10616 Views 31 Replies 9 Participants Last post by  Sanctum38
i haven't seen anyone else on here who uses this, so im wondering if a few of you are hiding? I'd love to compare recipes and diffusion methods with tank size and results since most of this information is buried elsewhere and it took me forever to find where to start.

I believe the concept behind it is limiting the rate at which the yeast consumes sugar while providing nutrients (the jello mix protein) to the yeast, at the same time as it consumes the jello the alcohol content remains rather constant since the sugar is locked in with water, The batch ends after it processes the last of the jello and the last of the sugars is consumed.
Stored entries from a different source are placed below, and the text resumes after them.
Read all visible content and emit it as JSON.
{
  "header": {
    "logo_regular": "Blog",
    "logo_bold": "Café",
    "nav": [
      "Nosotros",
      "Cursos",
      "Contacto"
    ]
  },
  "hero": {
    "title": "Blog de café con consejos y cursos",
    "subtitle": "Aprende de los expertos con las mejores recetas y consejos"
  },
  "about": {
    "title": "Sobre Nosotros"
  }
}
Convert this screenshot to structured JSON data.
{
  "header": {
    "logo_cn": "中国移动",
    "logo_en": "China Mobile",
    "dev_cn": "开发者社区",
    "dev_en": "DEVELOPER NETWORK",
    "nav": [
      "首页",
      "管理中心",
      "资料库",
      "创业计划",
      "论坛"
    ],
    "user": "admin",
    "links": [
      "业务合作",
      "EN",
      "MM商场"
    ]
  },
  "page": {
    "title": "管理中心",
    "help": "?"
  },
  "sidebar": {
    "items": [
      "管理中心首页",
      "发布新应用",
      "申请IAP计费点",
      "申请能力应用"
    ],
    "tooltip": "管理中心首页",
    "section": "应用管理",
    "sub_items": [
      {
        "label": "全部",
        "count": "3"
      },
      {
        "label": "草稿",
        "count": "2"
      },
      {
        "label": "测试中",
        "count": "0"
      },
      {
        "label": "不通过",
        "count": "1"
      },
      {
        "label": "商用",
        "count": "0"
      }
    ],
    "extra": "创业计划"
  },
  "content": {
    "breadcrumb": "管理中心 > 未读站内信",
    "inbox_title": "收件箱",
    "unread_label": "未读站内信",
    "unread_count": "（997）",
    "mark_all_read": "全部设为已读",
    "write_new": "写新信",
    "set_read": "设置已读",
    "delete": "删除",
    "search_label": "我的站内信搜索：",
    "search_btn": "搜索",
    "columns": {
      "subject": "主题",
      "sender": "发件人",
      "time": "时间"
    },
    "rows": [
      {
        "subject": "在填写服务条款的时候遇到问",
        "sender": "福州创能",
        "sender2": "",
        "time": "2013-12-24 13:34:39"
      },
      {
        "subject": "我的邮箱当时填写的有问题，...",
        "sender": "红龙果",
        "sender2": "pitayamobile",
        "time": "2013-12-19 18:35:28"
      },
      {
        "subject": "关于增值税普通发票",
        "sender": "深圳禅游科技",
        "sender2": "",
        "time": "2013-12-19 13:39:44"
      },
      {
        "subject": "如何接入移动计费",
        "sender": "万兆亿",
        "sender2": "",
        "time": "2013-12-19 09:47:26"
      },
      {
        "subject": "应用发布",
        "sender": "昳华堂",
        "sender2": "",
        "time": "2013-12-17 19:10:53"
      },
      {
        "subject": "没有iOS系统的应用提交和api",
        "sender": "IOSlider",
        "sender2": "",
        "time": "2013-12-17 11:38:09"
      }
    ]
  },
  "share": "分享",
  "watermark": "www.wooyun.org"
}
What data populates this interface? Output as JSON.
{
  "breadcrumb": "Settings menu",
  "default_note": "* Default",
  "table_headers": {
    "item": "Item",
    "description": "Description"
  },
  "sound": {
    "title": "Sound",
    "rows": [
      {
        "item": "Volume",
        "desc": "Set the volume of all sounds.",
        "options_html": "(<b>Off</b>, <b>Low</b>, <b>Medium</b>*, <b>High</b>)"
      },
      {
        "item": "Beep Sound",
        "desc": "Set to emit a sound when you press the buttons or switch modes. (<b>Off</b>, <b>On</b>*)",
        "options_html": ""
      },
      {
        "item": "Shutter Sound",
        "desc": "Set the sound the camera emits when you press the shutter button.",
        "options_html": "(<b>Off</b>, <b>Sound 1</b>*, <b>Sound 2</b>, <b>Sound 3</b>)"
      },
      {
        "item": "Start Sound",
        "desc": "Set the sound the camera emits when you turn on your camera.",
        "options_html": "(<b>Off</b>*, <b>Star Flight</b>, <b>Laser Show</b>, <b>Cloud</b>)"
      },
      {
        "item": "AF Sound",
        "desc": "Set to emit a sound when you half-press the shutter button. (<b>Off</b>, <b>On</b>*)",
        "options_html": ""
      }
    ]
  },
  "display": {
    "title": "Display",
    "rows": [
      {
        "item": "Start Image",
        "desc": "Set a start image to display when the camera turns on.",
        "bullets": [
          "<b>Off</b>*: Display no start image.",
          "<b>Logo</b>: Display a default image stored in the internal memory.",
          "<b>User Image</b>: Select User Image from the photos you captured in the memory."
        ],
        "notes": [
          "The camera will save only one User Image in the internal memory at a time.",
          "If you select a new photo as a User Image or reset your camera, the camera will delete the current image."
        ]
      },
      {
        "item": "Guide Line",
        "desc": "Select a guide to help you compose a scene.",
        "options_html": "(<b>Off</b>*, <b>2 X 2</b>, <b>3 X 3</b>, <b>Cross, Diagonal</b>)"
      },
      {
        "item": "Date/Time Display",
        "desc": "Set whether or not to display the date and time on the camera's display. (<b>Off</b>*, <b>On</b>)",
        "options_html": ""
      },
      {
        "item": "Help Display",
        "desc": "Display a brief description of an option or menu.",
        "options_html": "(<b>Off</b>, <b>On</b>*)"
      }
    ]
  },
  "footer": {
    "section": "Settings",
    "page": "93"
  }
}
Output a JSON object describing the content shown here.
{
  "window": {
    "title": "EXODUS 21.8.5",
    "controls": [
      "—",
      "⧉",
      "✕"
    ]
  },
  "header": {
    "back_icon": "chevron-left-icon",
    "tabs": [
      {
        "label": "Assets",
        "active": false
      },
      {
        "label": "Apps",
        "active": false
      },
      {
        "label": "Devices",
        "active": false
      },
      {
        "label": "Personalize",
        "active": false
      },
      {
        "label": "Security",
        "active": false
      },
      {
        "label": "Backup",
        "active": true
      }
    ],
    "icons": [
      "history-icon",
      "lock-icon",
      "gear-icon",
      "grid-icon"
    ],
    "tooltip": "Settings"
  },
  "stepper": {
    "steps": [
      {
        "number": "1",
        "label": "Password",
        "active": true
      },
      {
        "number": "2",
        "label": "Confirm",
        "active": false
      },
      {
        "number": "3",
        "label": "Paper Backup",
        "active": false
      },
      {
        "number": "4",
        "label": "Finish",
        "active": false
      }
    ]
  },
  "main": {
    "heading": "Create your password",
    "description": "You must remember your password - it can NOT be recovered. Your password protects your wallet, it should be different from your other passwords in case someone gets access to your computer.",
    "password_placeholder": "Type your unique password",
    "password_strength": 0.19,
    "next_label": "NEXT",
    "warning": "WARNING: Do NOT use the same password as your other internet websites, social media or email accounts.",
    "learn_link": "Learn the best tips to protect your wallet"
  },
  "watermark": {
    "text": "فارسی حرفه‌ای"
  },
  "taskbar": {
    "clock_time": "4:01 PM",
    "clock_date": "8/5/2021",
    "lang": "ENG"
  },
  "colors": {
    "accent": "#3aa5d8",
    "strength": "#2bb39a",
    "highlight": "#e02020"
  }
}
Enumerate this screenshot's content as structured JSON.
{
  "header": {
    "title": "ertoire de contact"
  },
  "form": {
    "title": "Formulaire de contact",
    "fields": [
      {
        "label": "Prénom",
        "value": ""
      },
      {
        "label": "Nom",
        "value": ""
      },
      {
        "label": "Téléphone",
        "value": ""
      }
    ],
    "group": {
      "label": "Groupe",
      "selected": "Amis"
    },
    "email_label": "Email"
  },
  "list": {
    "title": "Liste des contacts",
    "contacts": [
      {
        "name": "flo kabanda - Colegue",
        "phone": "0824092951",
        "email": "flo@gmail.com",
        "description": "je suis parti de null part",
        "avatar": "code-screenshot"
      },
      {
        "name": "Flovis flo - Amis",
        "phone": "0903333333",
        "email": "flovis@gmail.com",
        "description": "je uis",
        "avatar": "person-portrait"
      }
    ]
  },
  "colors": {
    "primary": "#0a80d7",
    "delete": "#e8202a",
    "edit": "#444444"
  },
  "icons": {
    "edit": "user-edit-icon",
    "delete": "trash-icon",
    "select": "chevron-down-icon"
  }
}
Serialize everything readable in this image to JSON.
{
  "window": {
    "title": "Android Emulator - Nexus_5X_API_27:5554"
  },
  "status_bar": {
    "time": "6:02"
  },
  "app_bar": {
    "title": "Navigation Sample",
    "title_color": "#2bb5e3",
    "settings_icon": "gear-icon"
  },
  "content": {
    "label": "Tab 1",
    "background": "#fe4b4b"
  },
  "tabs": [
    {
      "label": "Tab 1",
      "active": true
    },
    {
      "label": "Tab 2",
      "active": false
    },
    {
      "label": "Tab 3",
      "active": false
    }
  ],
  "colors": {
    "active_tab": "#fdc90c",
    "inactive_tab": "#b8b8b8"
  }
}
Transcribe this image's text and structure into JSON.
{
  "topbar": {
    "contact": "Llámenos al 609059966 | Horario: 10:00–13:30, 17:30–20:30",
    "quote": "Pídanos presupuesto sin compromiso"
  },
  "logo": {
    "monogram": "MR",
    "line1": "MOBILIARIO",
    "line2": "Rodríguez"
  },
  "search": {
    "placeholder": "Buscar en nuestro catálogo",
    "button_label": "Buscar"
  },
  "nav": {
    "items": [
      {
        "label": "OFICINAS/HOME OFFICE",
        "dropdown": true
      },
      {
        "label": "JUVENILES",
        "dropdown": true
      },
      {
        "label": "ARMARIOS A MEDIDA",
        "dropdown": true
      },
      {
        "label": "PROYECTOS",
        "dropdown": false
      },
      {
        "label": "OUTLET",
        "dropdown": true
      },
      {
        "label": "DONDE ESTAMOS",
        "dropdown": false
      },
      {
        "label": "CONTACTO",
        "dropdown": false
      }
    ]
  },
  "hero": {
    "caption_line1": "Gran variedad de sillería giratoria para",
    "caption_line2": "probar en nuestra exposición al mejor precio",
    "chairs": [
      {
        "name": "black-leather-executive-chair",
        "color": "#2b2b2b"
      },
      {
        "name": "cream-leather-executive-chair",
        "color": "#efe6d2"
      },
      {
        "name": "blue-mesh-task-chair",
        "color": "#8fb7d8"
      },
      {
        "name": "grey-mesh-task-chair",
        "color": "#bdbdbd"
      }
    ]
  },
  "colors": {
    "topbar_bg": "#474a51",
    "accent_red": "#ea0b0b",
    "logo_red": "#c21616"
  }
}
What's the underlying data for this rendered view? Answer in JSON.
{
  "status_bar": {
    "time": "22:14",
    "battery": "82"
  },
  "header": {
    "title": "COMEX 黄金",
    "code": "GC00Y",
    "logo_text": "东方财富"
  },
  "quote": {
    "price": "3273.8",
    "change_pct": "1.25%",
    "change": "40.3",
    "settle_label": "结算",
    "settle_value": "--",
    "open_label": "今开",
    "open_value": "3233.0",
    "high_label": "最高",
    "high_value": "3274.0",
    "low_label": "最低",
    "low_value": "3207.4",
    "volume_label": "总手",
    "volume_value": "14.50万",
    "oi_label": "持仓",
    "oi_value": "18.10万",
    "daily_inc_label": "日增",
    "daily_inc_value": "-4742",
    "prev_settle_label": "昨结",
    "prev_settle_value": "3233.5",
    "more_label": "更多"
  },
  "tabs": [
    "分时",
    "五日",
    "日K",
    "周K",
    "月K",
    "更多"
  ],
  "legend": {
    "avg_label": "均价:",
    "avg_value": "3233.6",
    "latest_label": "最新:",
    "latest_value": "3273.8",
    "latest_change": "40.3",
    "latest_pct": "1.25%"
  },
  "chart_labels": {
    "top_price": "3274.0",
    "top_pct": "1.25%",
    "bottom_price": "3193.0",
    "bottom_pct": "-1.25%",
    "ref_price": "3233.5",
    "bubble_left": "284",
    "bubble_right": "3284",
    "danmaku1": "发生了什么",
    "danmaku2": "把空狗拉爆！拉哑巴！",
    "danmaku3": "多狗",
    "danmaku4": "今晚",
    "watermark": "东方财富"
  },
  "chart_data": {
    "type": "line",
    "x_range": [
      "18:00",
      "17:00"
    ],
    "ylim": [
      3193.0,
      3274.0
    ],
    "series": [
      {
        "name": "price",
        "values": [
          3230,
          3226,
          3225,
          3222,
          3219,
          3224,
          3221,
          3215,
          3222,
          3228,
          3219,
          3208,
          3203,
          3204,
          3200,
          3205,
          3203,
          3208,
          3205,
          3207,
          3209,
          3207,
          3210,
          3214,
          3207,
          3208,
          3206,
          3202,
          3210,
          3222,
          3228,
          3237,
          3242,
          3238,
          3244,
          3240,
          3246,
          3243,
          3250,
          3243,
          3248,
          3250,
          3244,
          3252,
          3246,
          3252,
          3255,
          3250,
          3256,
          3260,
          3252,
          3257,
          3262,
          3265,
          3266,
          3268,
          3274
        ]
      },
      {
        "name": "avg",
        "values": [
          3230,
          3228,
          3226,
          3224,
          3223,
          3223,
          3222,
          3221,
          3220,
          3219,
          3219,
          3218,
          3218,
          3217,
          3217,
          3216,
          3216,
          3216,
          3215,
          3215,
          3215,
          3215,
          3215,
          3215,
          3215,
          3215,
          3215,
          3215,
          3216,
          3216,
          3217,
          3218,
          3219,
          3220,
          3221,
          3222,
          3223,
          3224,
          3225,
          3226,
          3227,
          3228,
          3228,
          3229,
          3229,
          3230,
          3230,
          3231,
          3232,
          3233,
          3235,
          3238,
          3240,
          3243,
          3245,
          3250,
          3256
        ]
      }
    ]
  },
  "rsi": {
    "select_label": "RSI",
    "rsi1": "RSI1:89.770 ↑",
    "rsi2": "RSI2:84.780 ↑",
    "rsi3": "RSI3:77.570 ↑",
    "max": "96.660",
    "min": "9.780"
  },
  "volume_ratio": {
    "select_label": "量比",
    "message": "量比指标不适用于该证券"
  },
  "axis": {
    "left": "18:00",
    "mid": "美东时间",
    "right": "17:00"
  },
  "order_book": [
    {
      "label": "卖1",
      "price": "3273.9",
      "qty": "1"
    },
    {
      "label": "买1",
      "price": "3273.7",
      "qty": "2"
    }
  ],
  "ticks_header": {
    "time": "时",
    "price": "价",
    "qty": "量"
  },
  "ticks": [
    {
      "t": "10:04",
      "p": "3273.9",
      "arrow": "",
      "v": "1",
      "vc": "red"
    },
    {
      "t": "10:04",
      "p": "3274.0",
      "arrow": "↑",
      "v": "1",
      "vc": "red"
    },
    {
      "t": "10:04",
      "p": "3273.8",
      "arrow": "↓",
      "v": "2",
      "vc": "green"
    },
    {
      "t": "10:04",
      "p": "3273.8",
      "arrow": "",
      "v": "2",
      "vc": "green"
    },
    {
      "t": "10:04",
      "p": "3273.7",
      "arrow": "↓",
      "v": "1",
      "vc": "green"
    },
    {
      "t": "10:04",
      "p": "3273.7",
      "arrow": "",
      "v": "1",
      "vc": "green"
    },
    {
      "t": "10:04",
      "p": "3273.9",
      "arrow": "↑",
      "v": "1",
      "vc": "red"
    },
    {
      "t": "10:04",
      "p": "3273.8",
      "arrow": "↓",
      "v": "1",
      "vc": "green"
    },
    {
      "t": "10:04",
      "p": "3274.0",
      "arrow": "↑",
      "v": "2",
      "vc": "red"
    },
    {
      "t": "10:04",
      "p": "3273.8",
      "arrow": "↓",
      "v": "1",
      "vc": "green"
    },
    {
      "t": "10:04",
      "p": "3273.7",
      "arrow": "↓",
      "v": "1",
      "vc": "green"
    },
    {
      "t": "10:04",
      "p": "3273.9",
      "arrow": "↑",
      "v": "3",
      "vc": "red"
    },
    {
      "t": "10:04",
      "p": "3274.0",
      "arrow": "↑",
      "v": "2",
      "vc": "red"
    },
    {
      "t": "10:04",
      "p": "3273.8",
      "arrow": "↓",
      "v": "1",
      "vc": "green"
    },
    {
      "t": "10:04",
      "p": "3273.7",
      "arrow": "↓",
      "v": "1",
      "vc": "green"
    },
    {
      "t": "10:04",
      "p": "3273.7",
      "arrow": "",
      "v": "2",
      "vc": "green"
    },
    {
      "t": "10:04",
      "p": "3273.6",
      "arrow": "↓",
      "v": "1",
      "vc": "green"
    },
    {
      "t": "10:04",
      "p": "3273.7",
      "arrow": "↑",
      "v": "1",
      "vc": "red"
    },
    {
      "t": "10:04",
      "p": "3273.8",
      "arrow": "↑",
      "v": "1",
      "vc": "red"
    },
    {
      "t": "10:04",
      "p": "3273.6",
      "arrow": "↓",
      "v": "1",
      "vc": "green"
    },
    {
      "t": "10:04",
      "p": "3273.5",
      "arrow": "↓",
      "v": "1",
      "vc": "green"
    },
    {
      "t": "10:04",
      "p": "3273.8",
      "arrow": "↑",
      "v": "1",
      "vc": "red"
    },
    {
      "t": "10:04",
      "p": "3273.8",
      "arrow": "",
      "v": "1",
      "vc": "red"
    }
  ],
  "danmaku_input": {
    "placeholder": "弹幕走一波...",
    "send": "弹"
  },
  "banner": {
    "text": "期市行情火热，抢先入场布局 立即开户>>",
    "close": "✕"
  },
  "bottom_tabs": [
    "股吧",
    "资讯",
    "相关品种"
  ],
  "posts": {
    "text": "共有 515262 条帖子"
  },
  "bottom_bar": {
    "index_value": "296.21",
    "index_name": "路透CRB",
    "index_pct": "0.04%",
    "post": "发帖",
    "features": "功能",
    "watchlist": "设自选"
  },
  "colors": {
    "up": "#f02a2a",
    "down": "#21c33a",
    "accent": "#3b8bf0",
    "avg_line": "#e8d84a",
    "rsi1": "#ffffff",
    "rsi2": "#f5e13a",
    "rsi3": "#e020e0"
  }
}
If it ends prematurely you can refresh it by emptying half of the water out, mixing water (at the temp the yeast recommends) + yeast (slightly reduced so it doesn't end prematurely again)

First batch: (2 month duration)
3L Canola oil Jug
4 boxes of jello w/ 4 cups of sugar added
Mix and Congeal overnight in fridge

1 cup of warm water (40C) + 1 tsp of Champagne yeast

Diffusion is airline cable cut at a 45 degree next to the top of my xp1 intake, the suction is just enough to pull at the surface tension so the filter takes in smaller bubbles. Goes steady stream for about 60 seconds, then pauses 20-25 seconds. Tank is sitting at 35 ppm Co2 when lights come on. Upset fish, agitation and night aeration was required.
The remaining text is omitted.